The third quarter was upbeat for investors. Stocks and bonds made gains, and the Federal Reserve lowered interest rates by a half-point at their most recent meeting. Corporate profits, employment and inflation are all tracking nicely right now. A summer of dramatic events finally confirmed who will headline the Democrat and Republican tickets in next month’s Presidential election. Capital markets seemed to take it all in stride. While there is always a possibility for a surprise, investors welcome the fourth quarter in an optimistic mood.
The September meeting of the Federal Open Market Committee (FOMC) brought the first interest rate reduction in four years. By lowering rates a half percent, which was at the high end of expectations, the Federal Reserve is confident they are winning their battle against the inflationary pressures that have undermined consumers since the economy reopened after the covid pandemic. Reports continue to indicate inflation is trending toward the Fed’s target level of around two percent. The next meeting of the FOMC is scheduled for early November, at which time they are expected to provide additional monetary easing. Fed Chair Jerome Powell commented that the committee’s focus has shifted from lowering inflation to supporting employment, which has shown some signs of softening this year. The unemployment rate has inched up from 3.8 percent a year ago to 4.2 percent now, but it remains below the five percent level that is generally considered “full employment” for our economy.
Through direct ownership, pension plans and other retirement accounts, nearly all Americans have participation in the stock market. Successful companies provide new jobs, rising wages and support for share prices that help us maintain and improve our standard of living. The health of our economy is revealed by the profits of companies that operate in it, and corporate profits are doing fine right now. According to FactSet Research, after-tax earnings for companies in the S&P 500 Index have shown year-over-year gains for five straight quarters, and analysts are forecasting growth of 15.1 percent for the upcoming calendar year 2025. This year’s profit gains have helped to propel stock values to record highs.
Every Presidential election cycle brings the promise of change. In practice, change is a struggle because there are so many moving parts that need to align in order to materially alter the direction of our big institutions.
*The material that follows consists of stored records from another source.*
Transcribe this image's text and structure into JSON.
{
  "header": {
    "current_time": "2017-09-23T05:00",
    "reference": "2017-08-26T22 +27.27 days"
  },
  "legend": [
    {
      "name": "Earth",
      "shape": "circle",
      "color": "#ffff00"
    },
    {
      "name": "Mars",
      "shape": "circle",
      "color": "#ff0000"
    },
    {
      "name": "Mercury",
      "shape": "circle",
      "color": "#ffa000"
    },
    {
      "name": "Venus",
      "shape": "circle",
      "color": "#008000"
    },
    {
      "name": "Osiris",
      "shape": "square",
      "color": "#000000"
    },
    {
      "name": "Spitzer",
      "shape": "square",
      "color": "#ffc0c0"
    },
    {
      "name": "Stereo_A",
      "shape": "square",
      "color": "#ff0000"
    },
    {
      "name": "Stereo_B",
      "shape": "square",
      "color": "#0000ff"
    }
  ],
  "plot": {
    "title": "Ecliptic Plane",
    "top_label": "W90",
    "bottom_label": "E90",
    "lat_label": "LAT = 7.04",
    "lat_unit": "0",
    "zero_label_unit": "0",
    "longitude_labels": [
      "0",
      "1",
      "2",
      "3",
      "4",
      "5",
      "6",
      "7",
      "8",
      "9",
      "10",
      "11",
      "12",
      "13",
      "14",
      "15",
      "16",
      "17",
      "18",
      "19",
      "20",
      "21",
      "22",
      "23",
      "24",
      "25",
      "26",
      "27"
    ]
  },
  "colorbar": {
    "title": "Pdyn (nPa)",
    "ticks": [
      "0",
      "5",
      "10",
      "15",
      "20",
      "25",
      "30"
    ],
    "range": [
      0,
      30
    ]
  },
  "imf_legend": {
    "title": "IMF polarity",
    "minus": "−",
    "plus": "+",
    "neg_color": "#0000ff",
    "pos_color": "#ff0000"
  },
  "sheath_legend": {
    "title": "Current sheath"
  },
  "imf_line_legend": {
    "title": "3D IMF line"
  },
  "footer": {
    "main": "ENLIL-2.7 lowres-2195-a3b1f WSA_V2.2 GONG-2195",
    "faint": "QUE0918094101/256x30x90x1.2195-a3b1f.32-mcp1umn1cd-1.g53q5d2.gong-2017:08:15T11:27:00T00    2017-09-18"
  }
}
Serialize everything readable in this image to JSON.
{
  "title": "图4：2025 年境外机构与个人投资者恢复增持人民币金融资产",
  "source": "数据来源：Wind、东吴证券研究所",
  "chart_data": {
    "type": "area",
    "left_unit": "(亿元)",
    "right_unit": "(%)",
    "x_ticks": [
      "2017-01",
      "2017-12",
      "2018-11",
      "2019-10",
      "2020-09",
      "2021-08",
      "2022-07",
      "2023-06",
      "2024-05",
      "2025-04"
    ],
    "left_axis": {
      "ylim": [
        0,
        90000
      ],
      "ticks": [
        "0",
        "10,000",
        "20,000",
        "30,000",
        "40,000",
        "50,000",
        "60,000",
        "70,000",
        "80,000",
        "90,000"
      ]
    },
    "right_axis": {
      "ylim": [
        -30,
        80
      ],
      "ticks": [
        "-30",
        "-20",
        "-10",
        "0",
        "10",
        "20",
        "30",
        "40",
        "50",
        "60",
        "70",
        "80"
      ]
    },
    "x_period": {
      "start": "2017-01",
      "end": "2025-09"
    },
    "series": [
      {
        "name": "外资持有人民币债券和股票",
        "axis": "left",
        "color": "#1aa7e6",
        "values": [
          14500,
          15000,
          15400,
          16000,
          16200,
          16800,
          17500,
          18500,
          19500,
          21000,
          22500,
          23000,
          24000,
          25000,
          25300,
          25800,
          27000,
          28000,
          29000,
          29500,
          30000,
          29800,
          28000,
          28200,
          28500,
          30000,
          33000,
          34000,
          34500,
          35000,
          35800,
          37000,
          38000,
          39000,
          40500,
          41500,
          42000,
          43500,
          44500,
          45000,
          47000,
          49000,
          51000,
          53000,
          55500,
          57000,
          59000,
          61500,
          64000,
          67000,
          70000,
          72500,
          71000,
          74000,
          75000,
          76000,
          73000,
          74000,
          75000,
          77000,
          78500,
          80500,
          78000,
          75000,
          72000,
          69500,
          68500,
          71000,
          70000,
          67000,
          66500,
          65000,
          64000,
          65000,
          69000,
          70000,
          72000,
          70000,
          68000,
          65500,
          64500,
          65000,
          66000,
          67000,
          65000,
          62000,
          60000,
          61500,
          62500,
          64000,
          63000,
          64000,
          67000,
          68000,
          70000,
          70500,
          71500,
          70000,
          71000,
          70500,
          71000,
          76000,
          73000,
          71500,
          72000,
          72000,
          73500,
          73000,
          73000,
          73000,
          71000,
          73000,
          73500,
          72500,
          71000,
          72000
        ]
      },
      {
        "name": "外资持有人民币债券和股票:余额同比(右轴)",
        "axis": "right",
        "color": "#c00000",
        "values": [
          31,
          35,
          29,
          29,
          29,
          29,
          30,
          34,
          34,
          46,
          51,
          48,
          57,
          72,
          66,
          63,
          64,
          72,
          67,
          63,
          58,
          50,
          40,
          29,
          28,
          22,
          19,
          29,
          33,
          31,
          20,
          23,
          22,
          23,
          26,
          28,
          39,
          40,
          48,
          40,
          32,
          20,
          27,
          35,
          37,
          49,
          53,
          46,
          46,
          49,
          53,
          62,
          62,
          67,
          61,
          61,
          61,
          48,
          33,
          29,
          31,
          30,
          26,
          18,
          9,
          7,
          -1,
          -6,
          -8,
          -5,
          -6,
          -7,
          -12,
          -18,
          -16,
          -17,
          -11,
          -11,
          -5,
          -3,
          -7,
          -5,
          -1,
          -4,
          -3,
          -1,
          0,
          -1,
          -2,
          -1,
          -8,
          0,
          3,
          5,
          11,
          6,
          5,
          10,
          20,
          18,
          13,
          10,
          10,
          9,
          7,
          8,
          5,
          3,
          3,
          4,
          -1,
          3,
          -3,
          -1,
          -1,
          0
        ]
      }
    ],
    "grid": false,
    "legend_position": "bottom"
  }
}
In recent decades, the size and scope of our Federal government has grown, and that trend will likely continue under the next administration. This election’s top billing goes to the contest between Kamala Harris and Donald Trump for President. However, there are also 34 Senate seats and all 435 House seats up for grabs in a legislative branch that is nearly evenly divided between the two parties. Perhaps one of the reasons capital markets can handle the political drama with relative calm is the likelihood that the economy will continue along its path regardless the election outcome in November.
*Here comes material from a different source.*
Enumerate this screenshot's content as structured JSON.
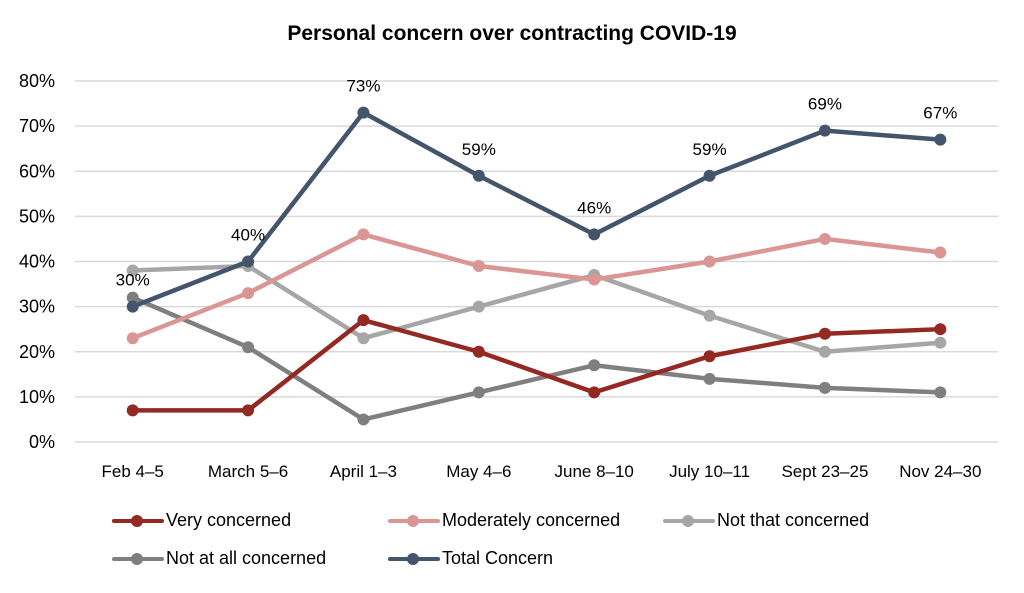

As the new quarter gets underway, there is a development that could impact economic activity in the near-term. The International Longshoremen’s Association, with 47,000 union members, has decided to go on strike, with the potential to disrupt cargo operations at ports along the east coast and gulf regions that currently handle approximately half of our nation’s imported goods. Work stoppages at affected ports will require shipping to be halted or redirected to the west coast, depending upon the expected length of time it takes to resolve the strike. Workers are demanding a 77 percent wage increase over the next six years, as well as curtailment of efforts to automate operations at the ports. It is ironic that the substantial pay increases are being sought as a response to inflation, yet previous supply chain interruptions are partly to blame for rising prices.
We enter the homestretch for 2024 with markets in good shape. While there are always things to be concerned about, the primary determinants of portfolio gains are interest rates and company earnings. Those key variables are currently headed in the right direction for investors.